Gliclazide hydroxylation by rat liver microsomes

1. The metabolism of gliclazide to hydroxygliclazide has been investigated in Sprague-Dawley rat liver microsomes. 2. The kinetics of hydroxygliclazide formation are consistent with Michaelis-Menten kinetics (mean (+/- SD, n=3) apparent K-m and V-max=256 +/- 27 mu M and 1.85 +/- 0.10 nmol/min/mg respectively). 3. Tolbutamide competitively inhibited hydroxygliclazide formation (K-i=840 mu M) and gliclazide competitively inhibited hydroxytolbutamide formation (K-i=240 mu M) with K-i similar to K-m. Therefore gliclazide and tolbutamide may be metabolized by the same enzyme in the rat. In nine livers the formation of hydroxygliclazide correlated with the formation of hydroxytolbutamide (r(s) = 0.82, P < 0.01). 4. Diclofenac (K-i=64 mu M), phenytoin (K-i=38 mu M), mephenytoin (K-i=66 mu M), glibenclamide (K-i=14 mu M) and glipizide (K-i=189 mu M) were fully competitive inhibitors of gliclazide hydroxylation. The rank order of K-i constants differed for gliclazide and tolbutamide suggesting that gliclazide and tolbutamide hydroxylases are not identical enzymes. 5. Quinine (K-i=0.3 mu M) and quinidine (K-i=13 mu M) were partially competitive inhibitors of hydroxygliclazide formation.

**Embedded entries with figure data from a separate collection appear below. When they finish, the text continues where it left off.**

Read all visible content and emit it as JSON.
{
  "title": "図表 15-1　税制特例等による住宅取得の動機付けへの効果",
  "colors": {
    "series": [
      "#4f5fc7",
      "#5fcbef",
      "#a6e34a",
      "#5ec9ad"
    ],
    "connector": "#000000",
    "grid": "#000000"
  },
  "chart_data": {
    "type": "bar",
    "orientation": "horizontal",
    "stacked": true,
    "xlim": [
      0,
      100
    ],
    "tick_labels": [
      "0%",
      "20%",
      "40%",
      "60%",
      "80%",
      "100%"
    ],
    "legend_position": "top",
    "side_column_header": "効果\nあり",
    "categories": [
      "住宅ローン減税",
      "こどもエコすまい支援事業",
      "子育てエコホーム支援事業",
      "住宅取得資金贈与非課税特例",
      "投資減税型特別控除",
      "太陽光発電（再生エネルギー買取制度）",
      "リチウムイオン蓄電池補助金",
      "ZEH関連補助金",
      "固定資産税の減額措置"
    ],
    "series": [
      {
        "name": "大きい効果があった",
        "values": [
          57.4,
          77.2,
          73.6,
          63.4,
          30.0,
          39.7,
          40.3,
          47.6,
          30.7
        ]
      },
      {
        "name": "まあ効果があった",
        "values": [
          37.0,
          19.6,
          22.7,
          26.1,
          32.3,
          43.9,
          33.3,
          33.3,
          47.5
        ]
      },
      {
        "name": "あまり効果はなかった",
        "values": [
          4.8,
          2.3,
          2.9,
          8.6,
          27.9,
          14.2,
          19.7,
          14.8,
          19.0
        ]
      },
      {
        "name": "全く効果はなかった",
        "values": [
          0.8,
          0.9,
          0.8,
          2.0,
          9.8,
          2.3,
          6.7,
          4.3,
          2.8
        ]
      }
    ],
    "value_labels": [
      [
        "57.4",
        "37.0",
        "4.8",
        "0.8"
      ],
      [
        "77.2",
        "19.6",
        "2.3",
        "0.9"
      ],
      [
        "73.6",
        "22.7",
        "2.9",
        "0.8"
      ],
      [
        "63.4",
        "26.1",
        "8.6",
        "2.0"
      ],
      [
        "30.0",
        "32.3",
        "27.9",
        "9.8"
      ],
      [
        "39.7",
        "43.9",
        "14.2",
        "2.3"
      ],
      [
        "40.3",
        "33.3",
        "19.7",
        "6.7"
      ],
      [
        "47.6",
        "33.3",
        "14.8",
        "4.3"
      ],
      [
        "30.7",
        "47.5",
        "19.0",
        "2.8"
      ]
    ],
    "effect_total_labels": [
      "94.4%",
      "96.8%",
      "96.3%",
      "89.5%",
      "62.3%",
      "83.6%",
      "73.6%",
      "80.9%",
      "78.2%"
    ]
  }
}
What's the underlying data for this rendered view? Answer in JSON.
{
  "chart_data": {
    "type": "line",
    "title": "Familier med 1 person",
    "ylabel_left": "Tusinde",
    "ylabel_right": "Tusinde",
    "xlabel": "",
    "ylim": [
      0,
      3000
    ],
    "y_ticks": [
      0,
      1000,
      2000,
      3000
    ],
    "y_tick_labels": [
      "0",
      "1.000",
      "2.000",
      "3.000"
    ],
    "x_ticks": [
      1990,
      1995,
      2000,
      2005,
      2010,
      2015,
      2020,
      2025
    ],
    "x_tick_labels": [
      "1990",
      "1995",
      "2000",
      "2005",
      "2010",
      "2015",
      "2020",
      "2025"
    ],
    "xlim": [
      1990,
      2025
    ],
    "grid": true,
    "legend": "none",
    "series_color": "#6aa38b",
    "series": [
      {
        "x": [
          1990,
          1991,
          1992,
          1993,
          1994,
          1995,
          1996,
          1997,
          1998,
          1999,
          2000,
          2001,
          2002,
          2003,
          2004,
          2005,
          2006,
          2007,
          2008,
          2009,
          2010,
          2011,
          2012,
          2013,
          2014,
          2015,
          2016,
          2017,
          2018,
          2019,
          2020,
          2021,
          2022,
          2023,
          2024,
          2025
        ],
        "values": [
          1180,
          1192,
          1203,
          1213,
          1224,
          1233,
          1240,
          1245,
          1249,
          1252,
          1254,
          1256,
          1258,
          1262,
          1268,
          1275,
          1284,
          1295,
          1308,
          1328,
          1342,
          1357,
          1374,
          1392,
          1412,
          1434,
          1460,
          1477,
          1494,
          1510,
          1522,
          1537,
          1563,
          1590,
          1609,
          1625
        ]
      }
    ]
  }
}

Hydroxylation of gliclazide was related to the activity of CYP2D1 as assessed by dextrorphan production from dextromethorphan (r(s)= 0.83, P=0.01). 6. In the rat gliclazide is metabolized to hydroxygliclazide by at least two cytochrome P450 isoforms, including tolbutamide hydroxylase and 2D1, which have similar affinities for gliclazide.